Celiac disease (CD) is a gluten-sensitive enteropathy characterized by diffuse damage to the proximal small intestinal mucosa that results in malabsorption of most nutrients. CD is considered to affect at least 1% of the Western population. However, CD remains frequently missed and untreated (1).
Endoscopic findings in CD include a mosaic pattern in the duodenal mucosa, scalloping and loss of duodenal folds. However, the overall sensitivity and positive predictive value of these endoscopic signs for the diagnosis of CD is poor (2). Therefore, the diagnosis of CD relies on histological assessment of duodenal biopsies supporting positive serology.
CASE PRESENTATION
A 44-year-old woman was referred to the authors’ division with a history of chronic iron deficiency anemia. She had a family history of CD. She was started on iron supplements two years previously, but without benefit. CD screening was positive, with tissue transglutaminase immunoglobulin A antibody >200 kU/L. Esophagogastroduodenoscopy was requested to confirm CD.
Upper gastrointestinal endoscopy was performed using a confocal laser endoscope (CLE) (EC-3870CIFK, Pentax, Japan). Endoscopic examination of the duodenum revealed scalloping and a mosaic mucosal pattern on white-light endoscopy. CLE revealed total villous atrophy, with collars of enterocytes around the crypt openings, an increased number of intraepithelial lymphocytes and leakage of fluorescein (Figure 1). Targeted biopsies were obtained.
Histological examination revealed modified Marsh IIIb and focally IIIc lesions in the bulb and second portion of the duodenum (Figure 2).
DISCUSSION
CLE is a novel endoscopic imaging technique that provides in vivo histology during ongoing endoscopy (3). A miniaturized laser confocal microscope is incorporated into the tip of a flexible endoscope.

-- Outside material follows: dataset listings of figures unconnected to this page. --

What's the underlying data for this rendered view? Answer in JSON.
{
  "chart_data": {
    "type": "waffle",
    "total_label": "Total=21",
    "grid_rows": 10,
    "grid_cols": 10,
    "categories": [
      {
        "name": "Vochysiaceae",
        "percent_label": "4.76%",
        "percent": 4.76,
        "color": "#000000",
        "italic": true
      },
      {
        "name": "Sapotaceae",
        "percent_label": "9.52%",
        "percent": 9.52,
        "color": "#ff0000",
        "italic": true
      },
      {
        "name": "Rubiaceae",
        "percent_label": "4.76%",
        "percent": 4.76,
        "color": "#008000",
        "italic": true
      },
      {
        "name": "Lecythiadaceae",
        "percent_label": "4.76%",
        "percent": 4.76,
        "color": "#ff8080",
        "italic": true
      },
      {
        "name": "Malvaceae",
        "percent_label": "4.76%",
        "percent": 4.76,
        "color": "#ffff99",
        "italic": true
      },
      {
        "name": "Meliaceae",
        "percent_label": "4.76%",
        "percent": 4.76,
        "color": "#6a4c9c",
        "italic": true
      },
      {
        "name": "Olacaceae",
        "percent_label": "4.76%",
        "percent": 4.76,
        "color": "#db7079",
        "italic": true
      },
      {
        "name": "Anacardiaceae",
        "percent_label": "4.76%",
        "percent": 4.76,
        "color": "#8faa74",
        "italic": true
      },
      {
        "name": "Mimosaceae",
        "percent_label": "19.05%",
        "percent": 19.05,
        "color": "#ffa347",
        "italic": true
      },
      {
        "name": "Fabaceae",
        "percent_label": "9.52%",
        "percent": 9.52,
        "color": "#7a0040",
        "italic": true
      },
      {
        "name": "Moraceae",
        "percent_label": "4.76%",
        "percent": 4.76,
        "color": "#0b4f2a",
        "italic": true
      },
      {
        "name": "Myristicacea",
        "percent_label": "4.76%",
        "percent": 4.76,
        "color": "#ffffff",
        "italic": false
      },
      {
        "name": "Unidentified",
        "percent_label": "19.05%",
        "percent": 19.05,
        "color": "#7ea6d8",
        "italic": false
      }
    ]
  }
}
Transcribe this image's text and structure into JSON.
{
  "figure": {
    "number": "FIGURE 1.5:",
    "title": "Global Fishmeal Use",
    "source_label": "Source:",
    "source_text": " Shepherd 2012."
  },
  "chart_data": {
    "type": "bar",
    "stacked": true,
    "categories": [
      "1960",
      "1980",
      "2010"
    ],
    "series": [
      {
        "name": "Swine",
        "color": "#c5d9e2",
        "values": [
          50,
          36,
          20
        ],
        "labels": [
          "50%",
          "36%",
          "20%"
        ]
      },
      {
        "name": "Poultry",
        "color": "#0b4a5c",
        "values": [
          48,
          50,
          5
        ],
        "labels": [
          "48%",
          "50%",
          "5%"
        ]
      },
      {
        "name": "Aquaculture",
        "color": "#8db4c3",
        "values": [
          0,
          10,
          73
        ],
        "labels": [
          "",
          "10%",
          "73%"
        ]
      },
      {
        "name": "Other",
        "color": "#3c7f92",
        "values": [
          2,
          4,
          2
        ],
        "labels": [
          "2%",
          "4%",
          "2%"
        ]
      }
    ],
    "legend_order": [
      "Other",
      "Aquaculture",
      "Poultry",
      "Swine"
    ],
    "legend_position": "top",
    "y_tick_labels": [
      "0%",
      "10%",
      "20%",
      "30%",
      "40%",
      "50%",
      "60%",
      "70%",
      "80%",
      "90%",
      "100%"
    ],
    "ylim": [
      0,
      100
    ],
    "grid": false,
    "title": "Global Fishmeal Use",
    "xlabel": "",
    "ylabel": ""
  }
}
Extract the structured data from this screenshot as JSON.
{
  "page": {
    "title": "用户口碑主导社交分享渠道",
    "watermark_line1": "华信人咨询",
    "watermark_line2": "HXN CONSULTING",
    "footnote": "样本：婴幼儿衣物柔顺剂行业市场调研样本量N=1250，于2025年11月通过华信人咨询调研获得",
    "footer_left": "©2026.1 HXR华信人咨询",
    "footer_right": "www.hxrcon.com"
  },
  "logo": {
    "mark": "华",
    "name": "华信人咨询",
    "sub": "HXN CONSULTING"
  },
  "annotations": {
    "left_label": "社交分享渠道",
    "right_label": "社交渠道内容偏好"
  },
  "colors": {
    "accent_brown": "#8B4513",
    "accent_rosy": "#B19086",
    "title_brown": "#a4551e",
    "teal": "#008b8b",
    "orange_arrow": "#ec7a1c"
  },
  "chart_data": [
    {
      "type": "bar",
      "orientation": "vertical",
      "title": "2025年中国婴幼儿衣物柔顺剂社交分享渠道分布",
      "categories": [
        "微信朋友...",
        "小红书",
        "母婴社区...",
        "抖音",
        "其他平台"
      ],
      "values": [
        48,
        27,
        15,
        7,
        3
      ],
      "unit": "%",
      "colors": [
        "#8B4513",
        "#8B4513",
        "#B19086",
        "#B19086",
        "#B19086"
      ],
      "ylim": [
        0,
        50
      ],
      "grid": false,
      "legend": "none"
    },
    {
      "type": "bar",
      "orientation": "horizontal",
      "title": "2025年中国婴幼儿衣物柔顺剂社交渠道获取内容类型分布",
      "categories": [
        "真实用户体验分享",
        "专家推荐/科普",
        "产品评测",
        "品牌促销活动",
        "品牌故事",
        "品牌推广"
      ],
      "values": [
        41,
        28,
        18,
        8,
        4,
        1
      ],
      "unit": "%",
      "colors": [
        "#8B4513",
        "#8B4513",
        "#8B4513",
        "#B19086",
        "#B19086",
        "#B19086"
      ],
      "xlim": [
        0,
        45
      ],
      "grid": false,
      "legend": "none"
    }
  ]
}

The 1000-fold magnified image of in situ living tissue histology has a sufficiently high resolution to distinguish cellular and subcellular structures.
On confocal imaging, normal duodenal villi appear regular and finger-like, with the surface exhibiting hexagonal-shaped enterocytes yielding a honeycomb appearance, interspersed with goblet cells (Figure 3). At a deeper plane, the single layer of brush border columnar epithelial cells lining the lamina propria is well visualized. The lamina propria demonstrates capillary vasculature in the stroma. Crypts are not normally visible. These features correspond well with histology.
The endomicroscopic findings of CD have been described in the literature. Trovato et al (4) described the duodenal surface to be devoid of villi, with collars of enterocytes around the crypt openings and with an increased number of intraepithelial lymphocytes. More recently, a study by Leong et al (5) standardized and defined the CLE findings of CD. Villous atrophy was defined as the presence of <5 blunt-shaped villi observed on superficial scans and crypt hypertrophy was defined as presence of <1 crypts on small bowel deep CLE imaging. The confocal celiac score was defined as the ratio of images with definitive features of CD (villous atrophy or crypt hypertrophy) relative to total images. The accuracy for diagnosing CD was excellent and correlated well with Marsh grading. These results suggest that CLE has a potential clinical utility in diagnosing or excluding CD in vivo, and may minimize – if not replace – the need for biopsies. Moreover, there have been reports of a patchy duodenal involvement in CD. In this scenario, clinical awareness and adequate and precise biopsy sampling are key steps for early diagnosis. Therefore, CLE is capable of detecting typical histological signs of CD during ongoing endoscopy and it may help in direct-targeted ‘smart’ biopsies to the abnormal areas and, thus, potentially increase the diagnostic yields of CD. In the future, it may also reduce the number of the biopsies in the duodenum.
In summary, CLE is an emerging technique that enables in vivo histology assessment while ongoing endoscopy and can improve the diagnosis of CD with high accuracy.